3 (B). Thanks for staying out of Republican
politics. Your heavyweight presence in the party will
be sorely missed. I am very involved in ice hockey. I
play recreationally and coach a youth team in the
winter. I would prefer it if you could stop being
involved in all things related to ice and ice hockey.
You can use those instant first aid coldpaks to cool
your drinks from now on.

Also, my parents have been very involved with the
Indianapolis 500 Festival for nearly 20 years. The
month of May is really a big month for us. While I am
not able to honor your request of moving out of
Indianapolis, I would ask that you just leave town
during May. With 250,000 fans going to the race and
35,000 runners in the Mini-Marathon, I don't want to
run the risk of bumping into you. I know your birthday
is in May, but man, I just don't care.

4. Christ, I don't have the energy for this one.

5. If any of my friends from Wabash actually still
talk to you, they are fucking fired as friends.

5 (B). I'm not going to tell my kids anything
about you. But speaking of kids, it would be okay with
me if my son was a crack addict, just as long as he
got your kids hooked on it and became their dealer.

In closing, I will never make decisions about my life
or my family based on whether I might run into you at
the store.
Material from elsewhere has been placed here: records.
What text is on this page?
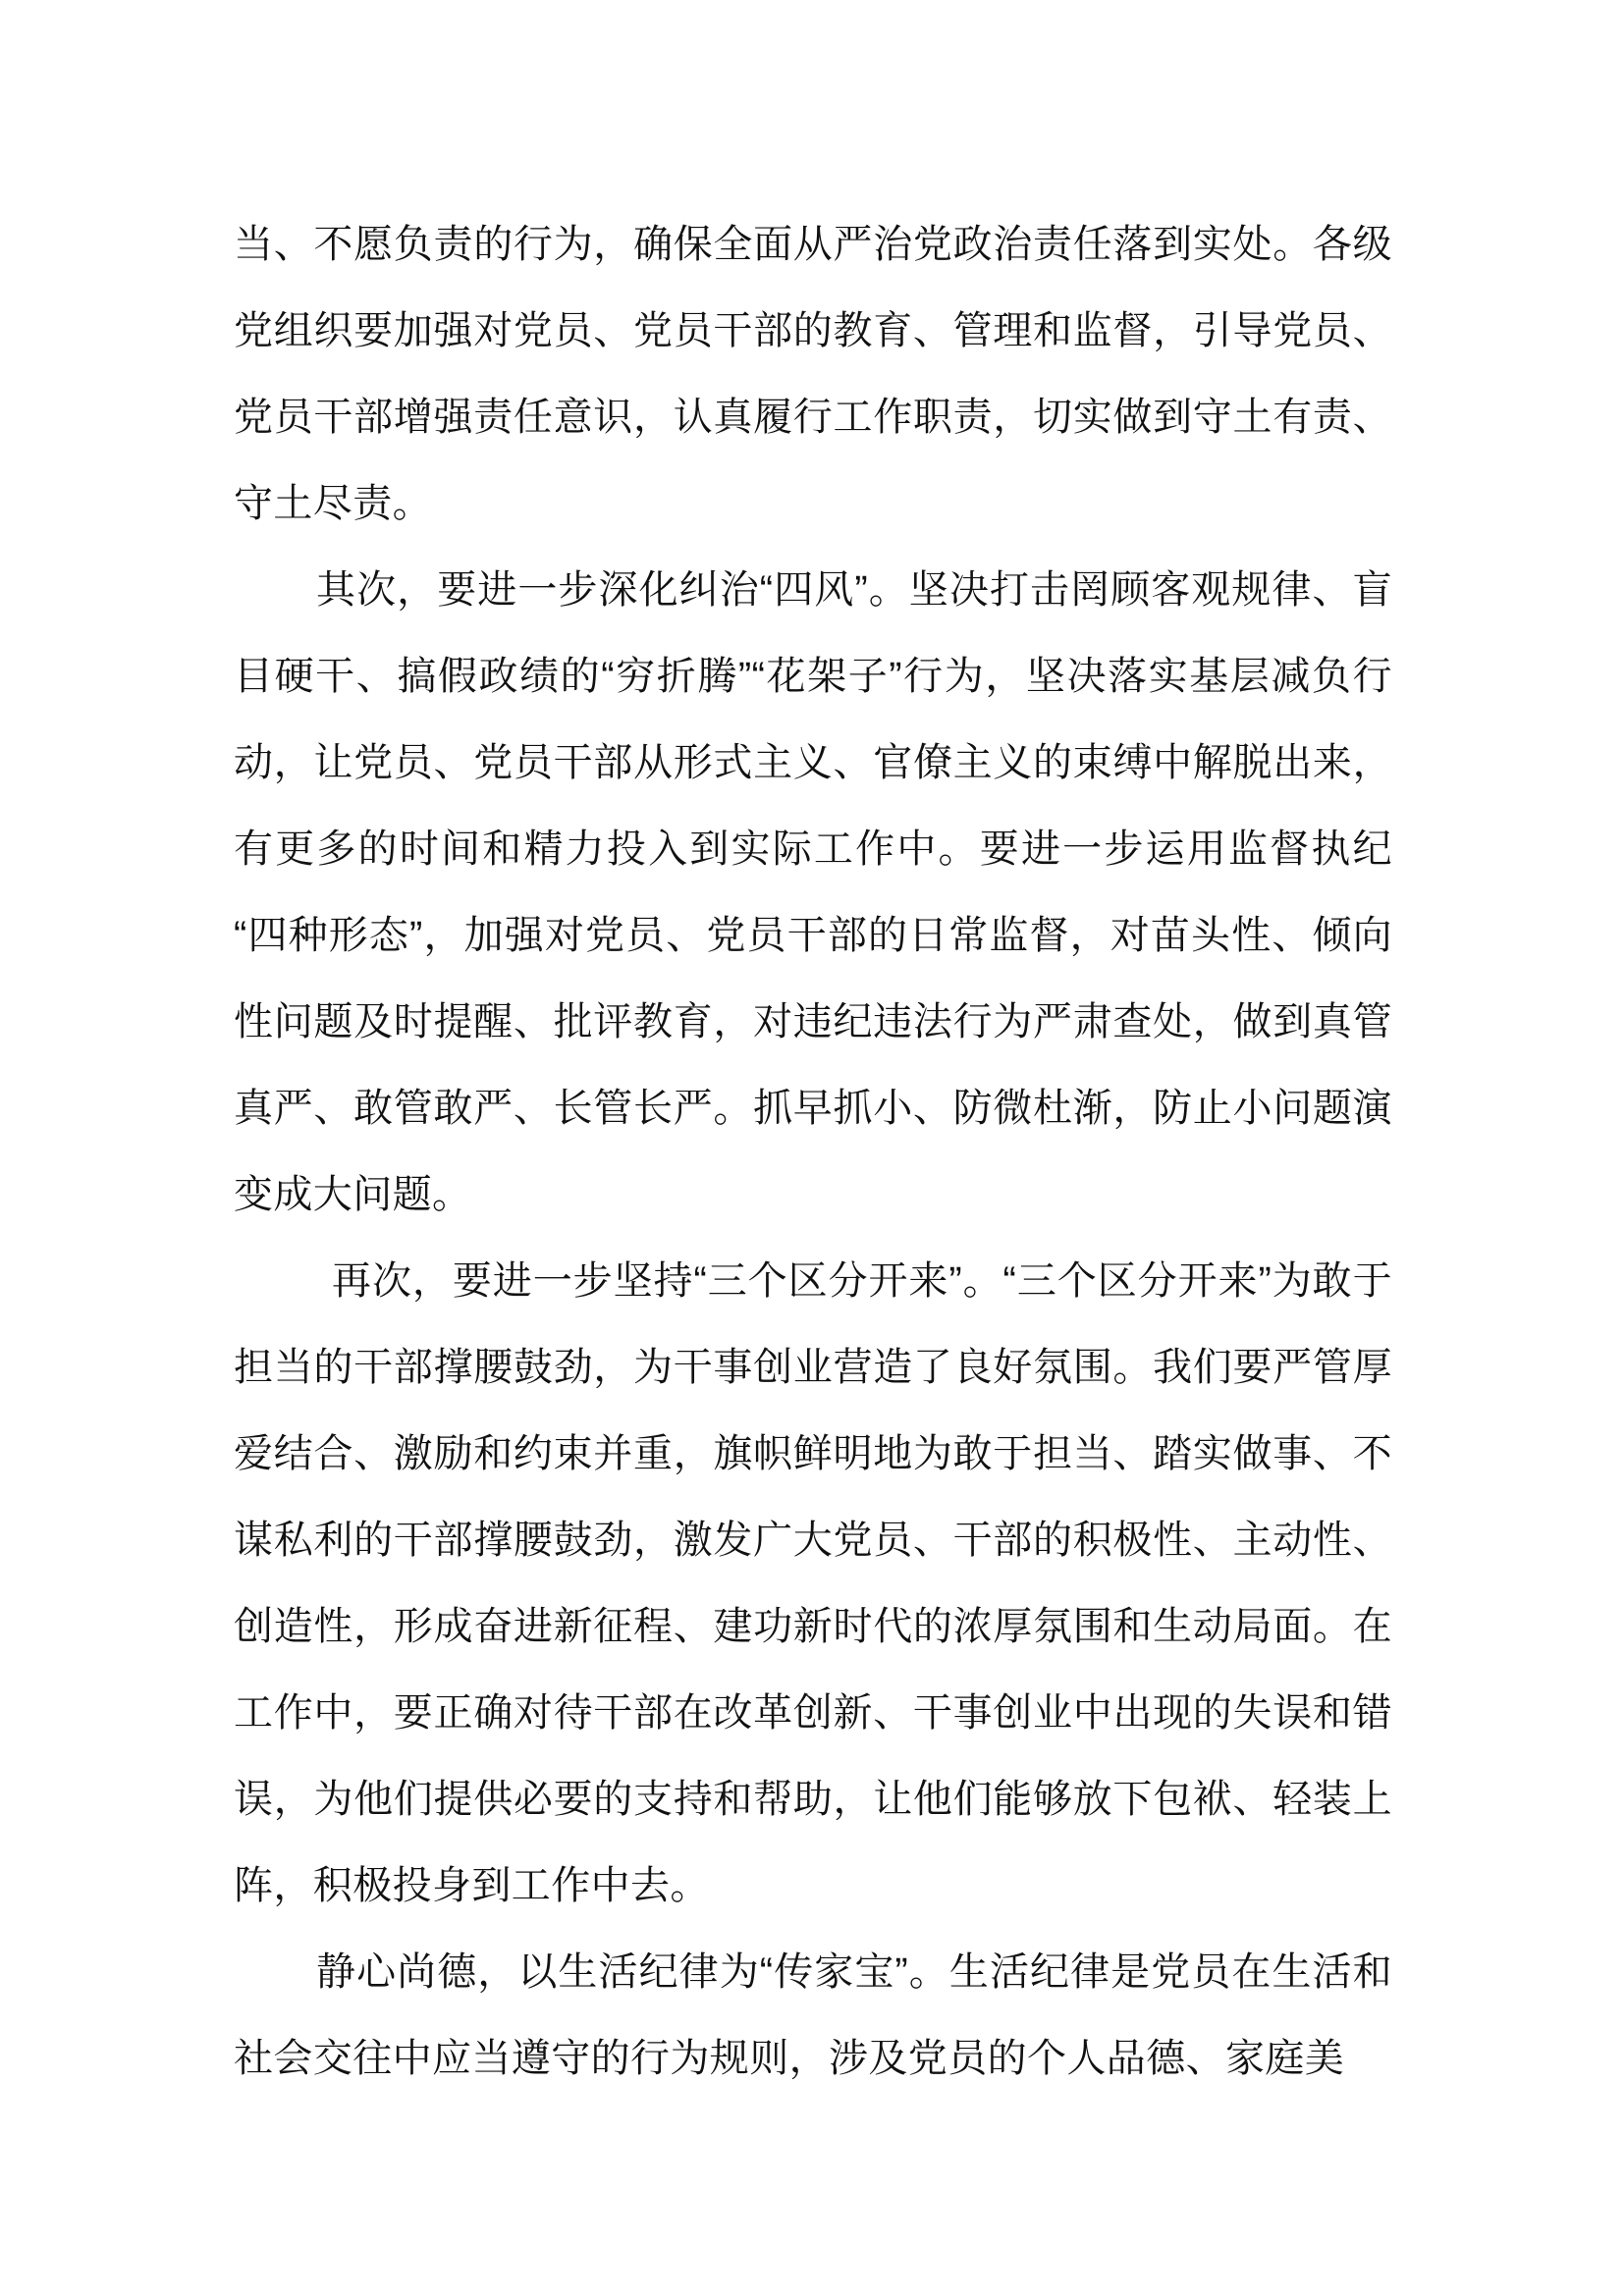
当、不愿负责的行为，确保全面从严治党政治责任落到实处。各级党组织要加强对党员、党员干部的教育、管理和监督，引导党员、党员干部增强责任意识，认真履行工作职责，切实做到守土有责、守土尽责。

其次，要进一步深化纠治“四风”。坚决打击罔顾客观规律、盲目硬干、搞假政绩的“穷折腾”“花架子”行为，坚决落实基层减负行动，让党员、党员干部从形式主义、官僚主义的束缚中解脱出来，有更多的时间和精力投入到实际工作中。要进一步运用监督执纪“四种形态”，加强对党员、党员干部的日常监督，对苗头性、倾向性问题及时提醒、批评教育，对违纪违法行为严肃查处，做到真管真严、敢管敢严、长管长严。抓早抓小、防微杜渐，防止小问题演变成大问题。

再次，要进一步坚持“三个区分开来”。“三个区分开来”为敢于担当的干部撑腰鼓劲，为干事创业营造了良好氛围。我们要严管厚爱结合、激励和约束并重，旗帜鲜明地为敢于担当、踏实做事、不谋私利的干部撑腰鼓劲，激发广大党员、干部的积极性、主动性、创造性，形成奋进新征程、建功新时代的浓厚氛围和生动局面。在工作中，要正确对待干部在改革创新、干事创业中出现的失误和错误，为他们提供必要的支持和帮助，让他们能够放下包袱、轻装上阵，积极投身到工作中去。

静心尚德，以生活纪律为“传家宝”。生活纪律是党员在生活和社会交往中应当遵守的行为规则，涉及党员的个人品德、家庭美
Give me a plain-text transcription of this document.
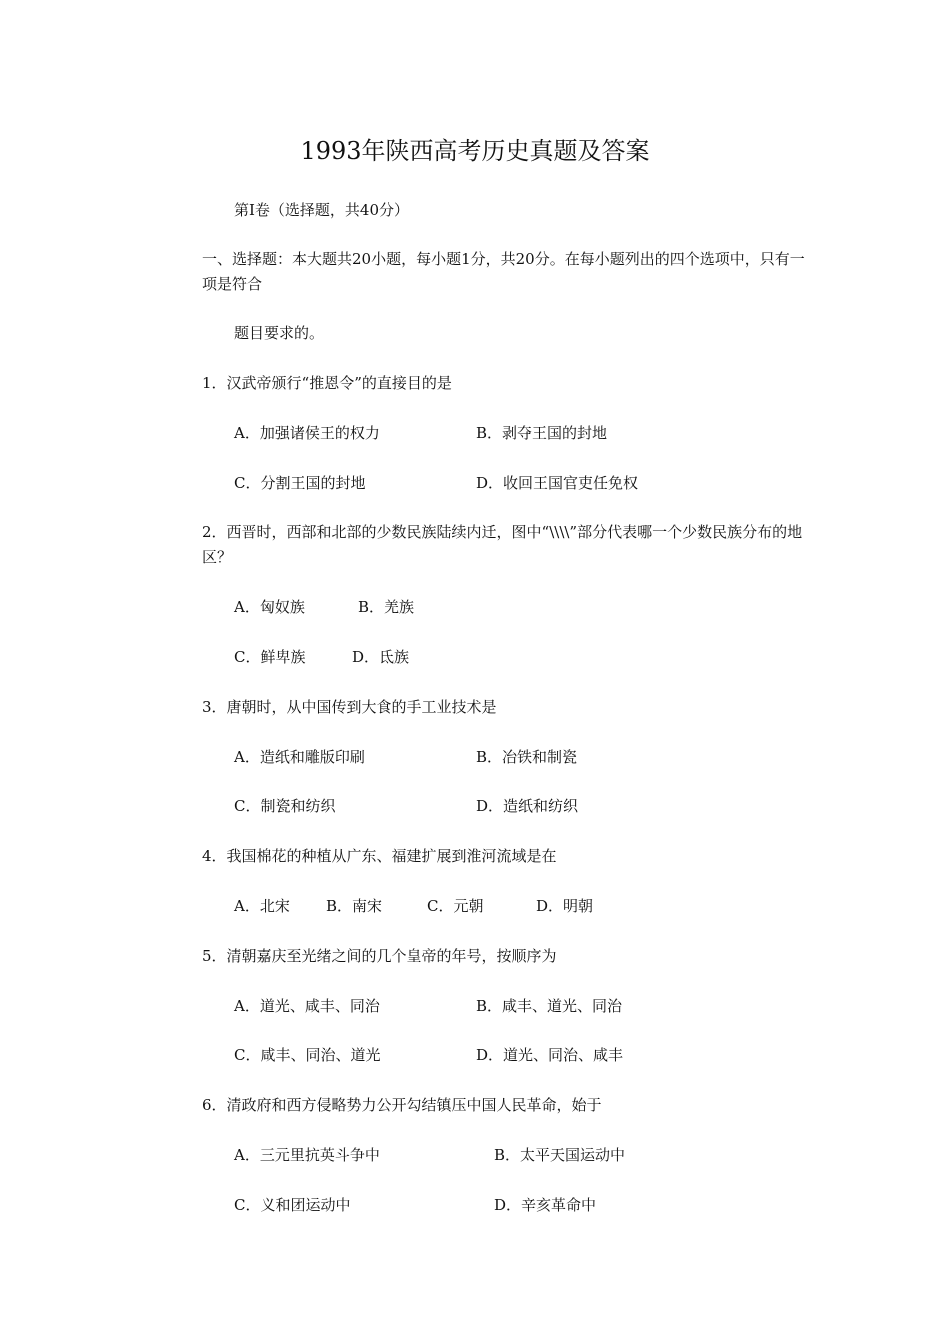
1993年陕西高考历史真题及答案
第Ⅰ卷（选择题，共40分）
一、选择题：本大题共20小题，每小题1分，共20分。在每小题列出的四个选项中，只有一项是符合
题目要求的。
1．汉武帝颁行“推恩令”的直接目的是
A．加强诸侯王的权力	B．剥夺王国的封地
C．分割王国的封地	D．收回王国官吏任免权
2．西晋时，西部和北部的少数民族陆续内迁，图中“\\\\”部分代表哪一个少数民族分布的地区？
A．匈奴族	B．羌族
C．鲜卑族	D．氐族
3．唐朝时，从中国传到大食的手工业技术是
A．造纸和雕版印刷	B．冶铁和制瓷
C．制瓷和纺织	D．造纸和纺织
4．我国棉花的种植从广东、福建扩展到淮河流域是在
A．北宋 B．南宋	C．元朝	D．明朝
5．清朝嘉庆至光绪之间的几个皇帝的年号，按顺序为
A．道光、咸丰、同治	B．咸丰、道光、同治
C．咸丰、同治、道光	D．道光、同治、咸丰
6．清政府和西方侵略势力公开勾结镇压中国人民革命，始于
A．三元里抗英斗争中	B．太平天国运动中
C．义和团运动中	D．辛亥革命中
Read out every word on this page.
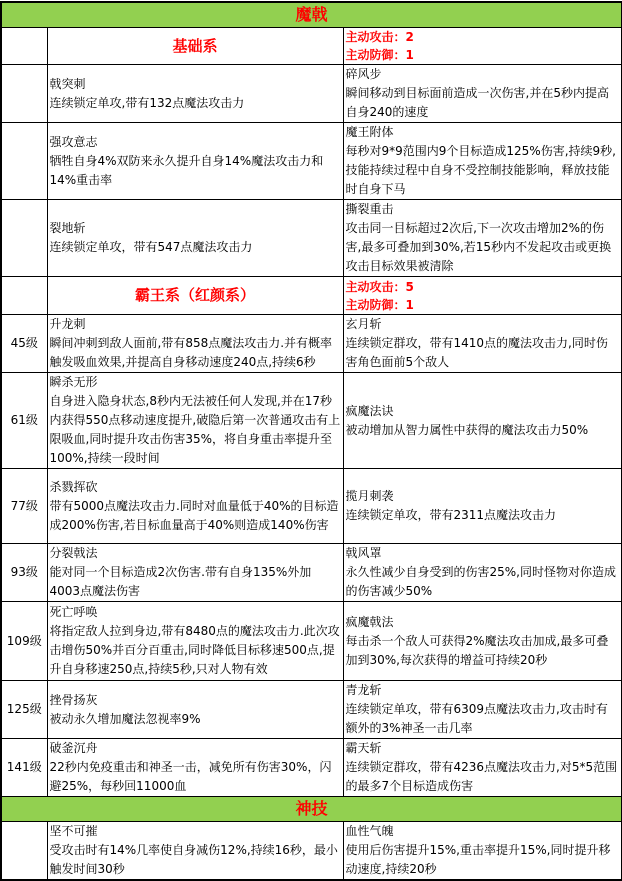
魔戟		
	基础系	主动攻击：2
主动防御：1

	戟突刺
连续锁定单攻,带有132点魔法攻击力	碎风步
瞬间移动到目标面前造成一次伤害,并在5秒内提高自身240的速度

	强攻意志
牺牲自身4%双防来永久提升自身14%魔法攻击力和14%重击率	魔王附体
每秒对9*9范围内9个目标造成125%伤害,持续9秒,技能持续过程中自身不受控制技能影响，释放技能时自身下马

	裂地斩
连续锁定单攻，带有547点魔法攻击力	撕裂重击
攻击同一目标超过2次后,下一次攻击增加2%的伤害,最多可叠加到30%,若15秒内不发起攻击或更换攻击目标效果被清除

	霸王系（红颜系）	主动攻击：5
主动防御：1

45级	升龙刺
瞬间冲刺到敌人面前,带有858点魔法攻击力.并有概率触发吸血效果,并提高自身移动速度240点,持续6秒	玄月斩
连续锁定群攻，带有1410点的魔法攻击力,同时伤害角色面前5个敌人

61级	瞬杀无形
自身进入隐身状态,8秒内无法被任何人发现,并在17秒内获得550点移动速度提升,破隐后第一次普通攻击有上限吸血,同时提升攻击伤害35%，将自身重击率提升至100%,持续一段时间	疯魔法诀
被动增加从智力属性中获得的魔法攻击力50%

77级	杀戮挥砍
带有5000点魔法攻击力.同时对血量低于40%的目标造成200%伤害,若目标血量高于40%则造成140%伤害	揽月刺袭
连续锁定单攻，带有2311点魔法攻击力

93级	分裂戟法
能对同一个目标造成2次伤害.带有自身135%外加4003点魔法伤害	戟风罩
永久性减少自身受到的伤害25%,同时怪物对你造成的伤害减少50%

109级	死亡呼唤
将指定敌人拉到身边,带有8480点的魔法攻击力.此次攻击增伤50%并百分百重击,同时降低目标移速500点,提升自身移速250点,持续5秒,只对人物有效	疯魔戟法
每击杀一个敌人可获得2%魔法攻击加成,最多可叠加到30%,每次获得的增益可持续20秒

125级	挫骨扬灰
被动永久增加魔法忽视率9%	青龙斩
连续锁定单攻，带有6309点魔法攻击力,攻击时有额外的3%神圣一击几率

141级	破釜沉舟
22秒内免疫重击和神圣一击，减免所有伤害30%，闪避25%，每秒回11000血	霸天斩
连续锁定群攻，带有4236点魔法攻击力,对5*5范围的最多7个目标造成伤害

神技		

	坚不可摧
受攻击时有14%几率使自身减伤12%,持续16秒，最小触发时间30秒	血性气魄
使用后伤害提升15%,重击率提升15%,同时提升移动速度,持续20秒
I am now convinced that if we ever do bump
into each other, you will spontaneously combust. I
wish you the best of luck find a spouse.

Seriously. It won't be easy to find a person who is
willing to spend the rest of his life raising children
and making decisions based on your crazy-ass proposal
to an ex-boyfriend and your inability to act like a
rational human being.

All my best,

Davey

HiPSI
07-09-2005, 03:25 PM
doesn't sound real... but still funny.

twkg
07-09-2005, 03:26 PM
LOL! i like that one!!!

99ITRGIRL
07-09-2005, 05:57 PM
:lmfao: :lmfao: :lmfao: OMG!!! FUNNY AS SHIT!!!!!!!

Kalifornia087
07-09-2005, 06:19 PM
:lmfao: ahahahahaha, that is some of the funniest sh1t i have ever read!!

flysi00
07-09-2005, 07:38 PM
thats funny as hell

Darling Nikki
07-09-2005, 08:06 PM
Thats funny as hell

RISKYB
07-09-2005, 09:59 PM
omg, that was crazy as hell, does she still cut the edges off her pb&j sandwiches

99ITRGIRL
07-10-2005, 02:19 AM
omg, that was crazy as hell, does she still cut the edges off her pb&j sandwiches
lol Talk about controlling!!! My goodness

Bajjani
07-10-2005, 02:30 AM
5. If any of my friends from Wabash actually still talk to you, they are fucking fired as friends

ahhh that was great

Deaf Pimp
07-10-2005, 03:11 AM
LOL, that was great. I have to say, I don't think I've met a "normal" woman yet... so I'm not surprised if that letter is real.